We finally settled on going to a 24-hour restaurant on Timog Avenue. While eating, I was talking to the guys. I only met them that night but I already felt as if I had known them for a long time. You have this feeling with some people, and I had this that night. All of them were straight-acting gay men. Their families did not know of their sexual orientation. Gian already had a boyfriend in the last seven years, while Edwin was single – and determined to remain so.

“Why do you have to have a boyfriend? Isn’t friendship enough?” he asked.

“Of course,” I answered. “But in the end, love really means pure friendship.” I suddenly thanked my Philosophy classes for my answer.

“You see, I’ve had relationships before. But it seems I couldn’t do the things I used to do before I got involved with someone. I was tied down.”

“Well, you can always talk about things,” Gian said.

“Sure, but the same things will just rise to the surface,” Edwin said, spearing a piece of cauliflower and putting it on his plate.

“But that’s the way it is,” I answered. “You can only know each other every day. Does he squeeze the tooth paste from the bottom or the middle of the tube? Does he leave his dirty clothes lying around his room? Straight or gay, it’s all the same.”

“Yes, you’re right,” Edwin added. “But it’s really hard. My family doesn’t know I’m gay. One day, I was already decided on telling them, but my friends said I should not.

“I guess they’re right. Coming out in public – to your parents, to virtual strangers – is a decidedly Western phenomenon. It’s more subtle here, in this country of subtlety and indirections. Sometimes, you have to come out in public. The gay book that I wrote was something that gave me many nights of lost sleep. Until the day it was launched, I wasn’t sure that I should have written this book. But it’s there.”

“I suspect that my mother knows,” Gian said. “When I talk to my boyfriend on the phone, my mother looks at me. She is my mother, so I know what that look means.”

“Of course, they know,” I said. “They raised us. They must have wondered why we never took to boxing or karate and instead read volumes and became volleybelles, er, volleyball players.”

They all smiled. It was a knowing smile, the melancholy smile of the characters in a short story by Anton Chekhov.

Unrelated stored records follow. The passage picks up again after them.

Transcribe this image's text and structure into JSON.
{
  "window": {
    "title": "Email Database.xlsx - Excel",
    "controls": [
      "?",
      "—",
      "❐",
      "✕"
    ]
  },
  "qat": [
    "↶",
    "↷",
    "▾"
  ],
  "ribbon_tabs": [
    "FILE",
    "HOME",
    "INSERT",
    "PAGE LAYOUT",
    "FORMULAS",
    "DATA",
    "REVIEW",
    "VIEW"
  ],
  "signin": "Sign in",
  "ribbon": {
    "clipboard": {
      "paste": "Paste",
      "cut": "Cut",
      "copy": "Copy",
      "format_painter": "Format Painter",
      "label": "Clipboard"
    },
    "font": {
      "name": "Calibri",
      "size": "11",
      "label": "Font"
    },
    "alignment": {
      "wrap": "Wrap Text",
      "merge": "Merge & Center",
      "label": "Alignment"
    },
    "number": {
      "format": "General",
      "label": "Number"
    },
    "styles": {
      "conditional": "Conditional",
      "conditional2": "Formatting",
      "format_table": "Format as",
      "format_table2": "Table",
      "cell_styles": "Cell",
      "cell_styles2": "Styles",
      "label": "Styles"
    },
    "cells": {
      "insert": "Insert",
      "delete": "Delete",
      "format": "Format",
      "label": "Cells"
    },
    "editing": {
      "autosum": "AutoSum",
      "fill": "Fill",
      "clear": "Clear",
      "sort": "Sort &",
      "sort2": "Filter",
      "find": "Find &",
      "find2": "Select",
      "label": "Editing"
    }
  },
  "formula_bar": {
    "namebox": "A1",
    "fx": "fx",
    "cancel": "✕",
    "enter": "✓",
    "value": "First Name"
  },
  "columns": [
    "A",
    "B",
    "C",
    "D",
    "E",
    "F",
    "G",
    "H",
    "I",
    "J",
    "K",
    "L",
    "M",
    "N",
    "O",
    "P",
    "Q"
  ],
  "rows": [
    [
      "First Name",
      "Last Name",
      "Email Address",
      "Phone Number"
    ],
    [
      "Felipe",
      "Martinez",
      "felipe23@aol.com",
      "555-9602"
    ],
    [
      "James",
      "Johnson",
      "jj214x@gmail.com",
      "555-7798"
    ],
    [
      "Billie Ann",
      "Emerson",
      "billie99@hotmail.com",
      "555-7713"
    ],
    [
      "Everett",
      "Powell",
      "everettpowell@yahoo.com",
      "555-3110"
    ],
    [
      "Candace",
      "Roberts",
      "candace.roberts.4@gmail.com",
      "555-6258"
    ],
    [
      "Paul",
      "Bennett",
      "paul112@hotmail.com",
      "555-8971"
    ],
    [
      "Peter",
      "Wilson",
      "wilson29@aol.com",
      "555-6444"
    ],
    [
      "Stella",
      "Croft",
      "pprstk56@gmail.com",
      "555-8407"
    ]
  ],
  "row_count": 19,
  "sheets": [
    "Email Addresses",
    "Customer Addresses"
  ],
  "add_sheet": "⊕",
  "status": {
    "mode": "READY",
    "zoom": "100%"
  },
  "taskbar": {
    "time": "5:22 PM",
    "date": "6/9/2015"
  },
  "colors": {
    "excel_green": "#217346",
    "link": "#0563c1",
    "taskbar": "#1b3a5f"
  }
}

“So,” I asked Edwin, “are you really determined to be single?”

“Yes, I’ve been burnt before.”

“Oh,” I said quickly. “I love that word. Burnt. Once I told my class of freshmen university students about the cat that sat down on a hot stove. Of course, it jumped and yelped and never sat down again on another stove – whether the stove was hot or not. The students just stared at me with their huge, freshmen eyes. But I added that we are people, not cats. We know what will burn us or not, more or less. But I think it is less.”

They all laughed.

“You know where my ex-boyfriend is going tonight?” Edwin asked, suddenly shifting gears.

The wonder in his eyes, the light playing there, must have intrigued Gian. Edwin said, without waiting for us to make a guess, “He is going to the lounge act of this wonderful singer at the Mandarin Hotel.”

“Yes, but how did you know?”

“I just guessed, but I think I’m right. He likes the way she sings sad songs. Even her eyes – large and limpid – have a language of their own.”

“Indeed,” I said. “How old are you, Edwin? You don’t look past 25 to me.”

“Thirty-one,” he answered, “going on 32 next month.”

“My age. Hmmmm,” I said, wanting to tease him. “I guess it’s time that you find someone and do what this friend of mine told me to do: sink roots. Sink roots in place, with a person, to anchor you. I guess you’ll find somebody else. I was like you before. I had vowed to myself never again. I knew in the end that I would just be a bitter and old shrew who teaches by day and does cross-stitch at night, swinging in my rocking chair.”

Laughter.

They all nodded – Gian’s eyes disappeared in his smooth face, Edwin the archangel who no longer looked bored but sad. If there was a camera that night, it would show me as the insomniac writer, with dark rings shadowing my eyes.

A night out with the boys. I wondered if the other straight-acting gay men who demolished bottles of beer on their tables could also talk like this. We promised to see each other again during the monthly quiz show, then we strode out of the restaurant.

And like Batmen, we all vanished in the night.